Ne kadar vakit geçerse geçsin hava asla kararmıyordu. Yukarı batığımda gördüğüm tek şey beyaz bir hiçlikti. Ve her yer mutlak aydınlıktı. Merakla yerdeki kumdan bir parça aldım ve elimde gezdirmeye başladım, sıvı gibi akışkan, ipek gibi inceydi. Elimden bıraktığımda ise tozlu hissettirmiyordu. Sanki elime hiç kumu almamışım gibiydi.
Kürelerin yeniden havalanmasıyla yürüyüşümüz devam ettik. Ufkun çok çok uzak noktasında bir şey parlayıp bir an gözümüzü almıştı. Ama sessizliğe alıştığımızdan kimse bu konu hakkında bir şey söylemedi.
Bir an tereddütle göz ucuyla Rüzgâr'a bakmıştım. Saçları gözlerinin büyük çoğunluğunu örtmüştü. Uzun süredir her zaman olduğundan daha sessizdi. Neden bilmiyorum ama etrafa sivri diliyle laf sokmasını bile tercih edebilirdim.

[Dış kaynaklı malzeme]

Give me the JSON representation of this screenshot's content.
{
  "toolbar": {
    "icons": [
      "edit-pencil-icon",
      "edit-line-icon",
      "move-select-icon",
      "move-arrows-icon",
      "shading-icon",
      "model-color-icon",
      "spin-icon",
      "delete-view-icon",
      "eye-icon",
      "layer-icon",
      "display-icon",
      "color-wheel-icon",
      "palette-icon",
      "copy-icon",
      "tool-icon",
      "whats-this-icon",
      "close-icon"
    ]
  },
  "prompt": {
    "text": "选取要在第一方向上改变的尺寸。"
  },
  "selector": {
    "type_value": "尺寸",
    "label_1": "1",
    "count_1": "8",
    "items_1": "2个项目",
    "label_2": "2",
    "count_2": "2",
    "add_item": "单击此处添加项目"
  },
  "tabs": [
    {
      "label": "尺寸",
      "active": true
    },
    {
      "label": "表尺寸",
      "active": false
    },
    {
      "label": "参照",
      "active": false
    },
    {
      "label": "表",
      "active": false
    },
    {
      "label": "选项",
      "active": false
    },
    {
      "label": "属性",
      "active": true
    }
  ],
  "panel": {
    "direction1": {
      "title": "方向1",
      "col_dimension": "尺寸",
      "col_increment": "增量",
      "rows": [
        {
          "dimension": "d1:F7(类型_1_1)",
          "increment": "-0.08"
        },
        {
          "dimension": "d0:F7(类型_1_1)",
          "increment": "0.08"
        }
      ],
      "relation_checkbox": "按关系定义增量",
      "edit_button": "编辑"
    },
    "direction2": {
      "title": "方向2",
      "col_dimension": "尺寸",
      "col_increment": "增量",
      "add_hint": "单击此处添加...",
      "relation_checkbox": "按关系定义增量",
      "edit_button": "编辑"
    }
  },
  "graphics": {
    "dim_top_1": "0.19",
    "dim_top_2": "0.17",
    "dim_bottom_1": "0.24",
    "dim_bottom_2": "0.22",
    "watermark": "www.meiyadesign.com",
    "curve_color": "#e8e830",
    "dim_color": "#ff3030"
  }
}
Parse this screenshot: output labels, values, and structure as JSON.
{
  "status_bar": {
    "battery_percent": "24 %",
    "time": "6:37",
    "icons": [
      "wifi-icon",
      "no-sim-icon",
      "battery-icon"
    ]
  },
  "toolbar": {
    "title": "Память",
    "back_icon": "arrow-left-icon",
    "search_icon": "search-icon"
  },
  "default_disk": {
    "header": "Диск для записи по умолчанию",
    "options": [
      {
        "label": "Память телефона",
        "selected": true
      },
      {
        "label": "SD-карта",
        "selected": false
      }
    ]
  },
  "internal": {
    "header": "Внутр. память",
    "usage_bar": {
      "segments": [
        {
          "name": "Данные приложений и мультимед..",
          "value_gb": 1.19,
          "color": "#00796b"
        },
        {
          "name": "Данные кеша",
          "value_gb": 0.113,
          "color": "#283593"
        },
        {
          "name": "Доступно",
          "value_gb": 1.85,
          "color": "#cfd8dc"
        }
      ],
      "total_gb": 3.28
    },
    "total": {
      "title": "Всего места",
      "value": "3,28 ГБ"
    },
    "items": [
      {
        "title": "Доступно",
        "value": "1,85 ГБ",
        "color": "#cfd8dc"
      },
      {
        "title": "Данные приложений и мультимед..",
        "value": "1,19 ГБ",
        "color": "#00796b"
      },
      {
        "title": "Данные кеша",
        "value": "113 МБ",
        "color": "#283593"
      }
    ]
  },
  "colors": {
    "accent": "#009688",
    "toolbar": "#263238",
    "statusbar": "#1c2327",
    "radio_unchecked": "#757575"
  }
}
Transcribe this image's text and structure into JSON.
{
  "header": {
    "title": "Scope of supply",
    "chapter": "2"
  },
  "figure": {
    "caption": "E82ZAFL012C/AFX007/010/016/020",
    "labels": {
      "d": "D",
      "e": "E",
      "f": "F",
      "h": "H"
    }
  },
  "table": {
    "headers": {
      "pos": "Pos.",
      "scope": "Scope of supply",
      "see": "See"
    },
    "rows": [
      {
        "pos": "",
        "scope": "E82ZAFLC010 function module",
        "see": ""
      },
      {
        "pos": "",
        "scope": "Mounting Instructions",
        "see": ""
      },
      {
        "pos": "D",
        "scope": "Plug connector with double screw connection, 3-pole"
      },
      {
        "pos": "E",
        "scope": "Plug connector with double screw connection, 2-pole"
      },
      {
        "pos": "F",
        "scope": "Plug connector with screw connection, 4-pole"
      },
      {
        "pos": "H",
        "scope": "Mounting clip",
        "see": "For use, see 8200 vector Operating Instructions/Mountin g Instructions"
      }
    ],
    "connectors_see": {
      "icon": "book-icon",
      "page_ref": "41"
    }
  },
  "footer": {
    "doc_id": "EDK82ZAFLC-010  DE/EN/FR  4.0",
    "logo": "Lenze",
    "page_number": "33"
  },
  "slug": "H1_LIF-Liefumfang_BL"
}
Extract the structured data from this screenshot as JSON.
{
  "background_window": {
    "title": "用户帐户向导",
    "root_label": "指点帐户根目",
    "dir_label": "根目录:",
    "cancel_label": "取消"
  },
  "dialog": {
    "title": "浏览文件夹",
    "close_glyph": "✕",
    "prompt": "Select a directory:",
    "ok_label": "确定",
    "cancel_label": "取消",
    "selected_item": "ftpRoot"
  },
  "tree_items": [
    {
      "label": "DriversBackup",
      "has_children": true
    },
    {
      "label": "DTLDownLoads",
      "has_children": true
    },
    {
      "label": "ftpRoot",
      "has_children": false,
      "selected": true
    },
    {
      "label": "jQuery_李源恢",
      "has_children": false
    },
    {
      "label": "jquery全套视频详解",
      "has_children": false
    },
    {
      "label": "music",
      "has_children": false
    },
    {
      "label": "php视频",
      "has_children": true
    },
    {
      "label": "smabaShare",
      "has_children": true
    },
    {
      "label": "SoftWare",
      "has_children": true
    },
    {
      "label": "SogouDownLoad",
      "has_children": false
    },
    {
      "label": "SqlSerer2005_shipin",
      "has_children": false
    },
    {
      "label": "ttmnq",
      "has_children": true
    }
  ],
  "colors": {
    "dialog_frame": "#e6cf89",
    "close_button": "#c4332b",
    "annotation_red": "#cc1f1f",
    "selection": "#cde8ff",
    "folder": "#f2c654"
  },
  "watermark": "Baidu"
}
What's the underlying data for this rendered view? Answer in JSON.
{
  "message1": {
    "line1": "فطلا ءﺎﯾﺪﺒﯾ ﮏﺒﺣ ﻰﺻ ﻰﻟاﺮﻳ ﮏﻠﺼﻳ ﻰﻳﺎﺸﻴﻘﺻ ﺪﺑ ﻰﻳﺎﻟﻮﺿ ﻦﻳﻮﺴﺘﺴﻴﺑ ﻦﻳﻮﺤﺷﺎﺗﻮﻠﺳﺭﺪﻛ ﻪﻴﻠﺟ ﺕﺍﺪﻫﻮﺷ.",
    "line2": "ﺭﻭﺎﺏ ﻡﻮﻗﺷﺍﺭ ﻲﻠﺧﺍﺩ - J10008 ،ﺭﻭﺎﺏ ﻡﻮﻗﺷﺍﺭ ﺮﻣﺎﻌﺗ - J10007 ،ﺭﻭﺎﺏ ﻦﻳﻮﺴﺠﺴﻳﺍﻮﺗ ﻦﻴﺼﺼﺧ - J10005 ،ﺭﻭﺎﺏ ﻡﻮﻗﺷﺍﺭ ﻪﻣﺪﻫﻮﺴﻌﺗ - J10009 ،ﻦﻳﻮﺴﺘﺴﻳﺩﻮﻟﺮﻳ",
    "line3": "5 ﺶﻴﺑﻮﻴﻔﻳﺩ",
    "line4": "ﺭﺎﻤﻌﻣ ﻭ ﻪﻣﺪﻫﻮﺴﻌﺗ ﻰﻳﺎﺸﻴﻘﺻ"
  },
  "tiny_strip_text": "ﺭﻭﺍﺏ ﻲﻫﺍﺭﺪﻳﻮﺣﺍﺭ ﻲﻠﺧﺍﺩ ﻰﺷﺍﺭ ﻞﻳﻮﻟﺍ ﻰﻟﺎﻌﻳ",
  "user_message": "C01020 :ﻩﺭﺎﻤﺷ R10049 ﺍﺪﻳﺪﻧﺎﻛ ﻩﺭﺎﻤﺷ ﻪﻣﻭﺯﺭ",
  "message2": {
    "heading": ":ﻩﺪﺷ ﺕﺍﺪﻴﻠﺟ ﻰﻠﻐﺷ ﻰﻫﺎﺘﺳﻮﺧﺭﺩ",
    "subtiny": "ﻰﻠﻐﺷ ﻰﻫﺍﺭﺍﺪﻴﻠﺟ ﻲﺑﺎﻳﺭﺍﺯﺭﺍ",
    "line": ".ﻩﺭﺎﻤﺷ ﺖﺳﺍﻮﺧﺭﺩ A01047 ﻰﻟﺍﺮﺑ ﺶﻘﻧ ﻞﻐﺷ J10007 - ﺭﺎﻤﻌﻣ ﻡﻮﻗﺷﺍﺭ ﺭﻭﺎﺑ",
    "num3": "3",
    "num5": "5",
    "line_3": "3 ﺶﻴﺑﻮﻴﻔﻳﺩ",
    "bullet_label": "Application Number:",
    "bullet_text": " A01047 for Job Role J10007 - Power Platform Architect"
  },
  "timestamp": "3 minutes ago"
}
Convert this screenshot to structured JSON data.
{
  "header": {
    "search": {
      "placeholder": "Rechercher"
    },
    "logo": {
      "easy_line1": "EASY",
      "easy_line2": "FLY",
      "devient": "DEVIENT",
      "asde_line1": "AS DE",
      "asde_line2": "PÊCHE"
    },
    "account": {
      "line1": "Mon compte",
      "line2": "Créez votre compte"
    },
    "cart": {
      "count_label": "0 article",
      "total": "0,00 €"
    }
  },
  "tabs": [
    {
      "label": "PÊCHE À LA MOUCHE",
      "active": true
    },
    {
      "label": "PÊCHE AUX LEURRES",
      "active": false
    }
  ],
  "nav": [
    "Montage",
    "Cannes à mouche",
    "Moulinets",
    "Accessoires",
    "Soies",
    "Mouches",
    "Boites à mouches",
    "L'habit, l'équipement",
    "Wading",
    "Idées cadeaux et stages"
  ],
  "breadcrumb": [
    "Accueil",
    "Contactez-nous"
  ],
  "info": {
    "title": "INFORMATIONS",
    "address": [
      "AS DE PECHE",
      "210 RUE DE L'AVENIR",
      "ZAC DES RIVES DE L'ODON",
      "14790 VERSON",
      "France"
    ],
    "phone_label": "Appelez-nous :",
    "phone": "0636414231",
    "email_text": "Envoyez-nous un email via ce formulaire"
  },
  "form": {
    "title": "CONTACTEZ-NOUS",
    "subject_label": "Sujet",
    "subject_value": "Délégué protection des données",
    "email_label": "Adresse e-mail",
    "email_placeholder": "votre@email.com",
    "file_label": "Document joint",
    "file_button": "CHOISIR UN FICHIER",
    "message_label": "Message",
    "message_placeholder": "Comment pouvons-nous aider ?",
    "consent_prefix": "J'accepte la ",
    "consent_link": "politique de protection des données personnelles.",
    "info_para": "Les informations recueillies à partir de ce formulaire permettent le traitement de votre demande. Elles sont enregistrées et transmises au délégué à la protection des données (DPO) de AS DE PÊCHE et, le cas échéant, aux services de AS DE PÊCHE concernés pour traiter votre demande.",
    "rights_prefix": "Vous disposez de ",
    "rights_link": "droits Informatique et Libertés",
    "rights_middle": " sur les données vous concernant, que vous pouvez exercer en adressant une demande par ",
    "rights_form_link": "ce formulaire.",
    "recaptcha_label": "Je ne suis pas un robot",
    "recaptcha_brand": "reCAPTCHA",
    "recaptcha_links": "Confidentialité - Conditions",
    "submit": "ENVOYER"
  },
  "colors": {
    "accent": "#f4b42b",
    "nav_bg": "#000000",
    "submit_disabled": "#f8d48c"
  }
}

Biraz süre geçtikten sonra onun da bakışlarının bana değip geçtiğini hissedecektim. Ara ara... Bazı anlarda...
Ufuktaki şekiller yürüdükçe daha belirgin olmaya başlamıştı. Bir şehrin silüeti gibiydi. Yaklaştıkça görüntü daha netleşecekti.
Herkesi göz ucuyla taradıktan sonra tekrardan bakışlarımın onda, Rüzgâr'da sabitlenmesine engel olamadım. Ya da olmadım. Göz göze geldik.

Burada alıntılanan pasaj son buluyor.